Proteins in the final stages of chromatographic purification are
often recovered at low concentrations and require stabilization
in viscous buffers containing glycerol. Such purified protein
preparations are often concentrated by trichloroacetic acid (TCA)
precipitation to resolve the proteins by SDS-PAGE either in small amounts for analysis or in larger amounts for
obtaining amino acid sequence information. However, dilute proteins
in viscous solution may be difficult to concentrate by conventional
TCA precipitation. In this protocol, both TCA precipitation and
ultracentrifugation are used to concentrate the non-abundant proteins
in viscous solution.
MATERIALS AND SOLUTIONS
Buffer A (10 ml)
10 mM HEPES-KOH (pH 7.9) ---------------------- 0.1 ml of 100
mM HEPES-KOH Buffer
0.5 mM EDTA --------------------------------------- 10 ul of 0.5 M EDTA
1 mM DTT ------------------------------------------- 10 ul of
1 M DTT
10% Glycerol ----------------------------------------- 2 ml of
50% Glycerol
1 M KCl --------------------------------------------- 745 mg
Add distilled H2O to make a final volume of --------- 10 ml
100 mM HEPES-KOH Buffer (100 ml)
100 mM HEPES (potassium salt) ---------------------- 2.8 g
Add distilled H2O to make a final volume of ----------100 ml
Adjust pH to 7.9 with 0.1 M KOH.
Buffer B (10 ml)
125 mM Tris-HCl (pH 6.8) --------------------------- 1.25 ml of
1 M Tris-HCl
0.1% SDS -------------------------------------------- 0.1 ml of
10% SDS
100 mM DTT ----------------------------------------- 1 ml of 1 M DTT
0.004% Bromophenol blue ---------------------------- 8 ul of 5% BPB
Distilled H2O ------------------------------------------ 7.642 ml
PROCEDURES
Desalting Proteins
1. Desalt proteins by injecting small sample volumes (< 2 ml)

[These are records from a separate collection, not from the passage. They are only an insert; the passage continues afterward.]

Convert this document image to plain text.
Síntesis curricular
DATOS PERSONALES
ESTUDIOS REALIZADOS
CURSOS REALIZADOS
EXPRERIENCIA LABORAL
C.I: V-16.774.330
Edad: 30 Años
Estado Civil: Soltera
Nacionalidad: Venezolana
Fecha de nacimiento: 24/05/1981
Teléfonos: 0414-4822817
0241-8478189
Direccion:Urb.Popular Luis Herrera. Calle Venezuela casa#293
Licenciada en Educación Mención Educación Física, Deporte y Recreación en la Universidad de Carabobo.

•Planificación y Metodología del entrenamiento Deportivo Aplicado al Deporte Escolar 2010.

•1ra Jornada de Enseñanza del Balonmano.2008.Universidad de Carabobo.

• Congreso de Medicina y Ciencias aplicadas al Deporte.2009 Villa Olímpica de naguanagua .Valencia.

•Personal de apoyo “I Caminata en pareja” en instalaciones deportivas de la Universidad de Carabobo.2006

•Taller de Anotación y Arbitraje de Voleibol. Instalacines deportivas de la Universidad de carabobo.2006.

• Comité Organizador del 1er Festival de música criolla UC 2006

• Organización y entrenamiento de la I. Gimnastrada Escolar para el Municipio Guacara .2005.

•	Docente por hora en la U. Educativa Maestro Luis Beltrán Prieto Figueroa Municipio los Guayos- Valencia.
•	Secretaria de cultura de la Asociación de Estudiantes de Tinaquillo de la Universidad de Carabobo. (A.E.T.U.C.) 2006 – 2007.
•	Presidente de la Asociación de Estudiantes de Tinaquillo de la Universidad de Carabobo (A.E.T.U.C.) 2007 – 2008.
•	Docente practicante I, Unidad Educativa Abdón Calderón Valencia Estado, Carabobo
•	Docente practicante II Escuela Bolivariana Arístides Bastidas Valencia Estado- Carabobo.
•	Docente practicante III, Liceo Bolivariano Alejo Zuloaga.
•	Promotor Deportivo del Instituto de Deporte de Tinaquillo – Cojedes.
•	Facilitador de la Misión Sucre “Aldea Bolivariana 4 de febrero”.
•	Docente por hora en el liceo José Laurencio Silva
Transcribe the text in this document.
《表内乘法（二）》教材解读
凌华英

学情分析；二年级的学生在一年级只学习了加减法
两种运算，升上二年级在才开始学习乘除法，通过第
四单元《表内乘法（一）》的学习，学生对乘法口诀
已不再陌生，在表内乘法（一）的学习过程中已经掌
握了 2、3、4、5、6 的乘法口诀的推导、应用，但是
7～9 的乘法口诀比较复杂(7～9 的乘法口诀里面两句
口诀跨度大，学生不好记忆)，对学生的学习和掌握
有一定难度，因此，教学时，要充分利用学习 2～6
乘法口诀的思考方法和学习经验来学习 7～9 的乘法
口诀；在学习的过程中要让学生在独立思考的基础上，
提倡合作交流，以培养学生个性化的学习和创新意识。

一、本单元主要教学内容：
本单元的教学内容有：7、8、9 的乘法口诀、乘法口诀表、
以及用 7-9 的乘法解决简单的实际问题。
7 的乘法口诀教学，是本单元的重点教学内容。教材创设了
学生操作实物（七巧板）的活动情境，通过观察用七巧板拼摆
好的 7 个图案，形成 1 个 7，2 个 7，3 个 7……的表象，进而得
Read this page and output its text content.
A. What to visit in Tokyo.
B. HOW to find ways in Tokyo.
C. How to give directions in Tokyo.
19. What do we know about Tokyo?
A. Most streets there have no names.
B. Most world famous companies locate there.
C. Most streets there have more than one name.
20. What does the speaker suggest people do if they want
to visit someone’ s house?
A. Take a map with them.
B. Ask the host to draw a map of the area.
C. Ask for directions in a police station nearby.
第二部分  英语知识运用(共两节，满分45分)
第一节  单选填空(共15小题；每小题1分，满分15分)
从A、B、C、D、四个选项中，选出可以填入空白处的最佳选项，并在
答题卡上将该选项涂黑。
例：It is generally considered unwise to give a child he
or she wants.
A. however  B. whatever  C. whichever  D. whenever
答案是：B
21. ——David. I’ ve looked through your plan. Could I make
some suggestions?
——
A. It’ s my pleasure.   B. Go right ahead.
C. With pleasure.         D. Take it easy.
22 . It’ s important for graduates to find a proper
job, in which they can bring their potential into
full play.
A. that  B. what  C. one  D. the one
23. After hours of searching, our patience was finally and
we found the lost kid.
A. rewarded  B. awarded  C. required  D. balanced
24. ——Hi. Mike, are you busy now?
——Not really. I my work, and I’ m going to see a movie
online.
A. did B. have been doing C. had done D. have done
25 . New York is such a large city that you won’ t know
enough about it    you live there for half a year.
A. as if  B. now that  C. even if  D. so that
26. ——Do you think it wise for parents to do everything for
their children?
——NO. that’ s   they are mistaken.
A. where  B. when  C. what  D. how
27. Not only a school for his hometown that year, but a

with an HPLC syringe or to pump large volumes of salt solutions
containing small quantities of protein directly onto a reversed-phase HPLC column by using an auxiliary pump.
The salt concentration should be kept at 0.1 M when using large
volumes by diluting the solution with water if the initial concentration
is > 0.1 M. The salt is rapidly eluted from the column, and the
protein is retained. The protein can be eluted with 50% methanol
in water (v/v) and collected manually into a polypropylene tube.
The protein may also be desalted by dialysis or precipitation.
Concentration of Dilute Proteins
2. Suspend Proteins at concentrations less than 10 ug/ml in 1
ml of Buffer A.
3. Add 135 ul of 100% TCA.
4. Incubate tube for 1 hour at 4oC.
5. Ultracentrifuge in a swing-bucket rotor at 187,000g for 1-16
h at 4oC to precipitate the proteins. Use thick-wall polyallomer tubes.
6. Wash the protein pellet with 75% acetone at -20oC.
7. Air dry protein pellets briefly.
8. Resuspend protein pellet in 100 ul of Buffer B by incubating
for 20 min at 60oC and then for 5 min at 100oC.
NOTES
KIT INFORMATION
REFERENCES
Bosserhoff A, Wallach J, Frank R (1989) Micropreparative separation
of peptides derived from sodium dodecyl sulfate-solubilized proteins.
J. Chromatogr. 473: 71-77.
Mahuran D, Clernents P, Carrelia M, Strasberg PM (1983) A high
recovery method for concentrating microgram quantities of protein
from large volumes of solution. Anal. Biochem. 129: 513-516.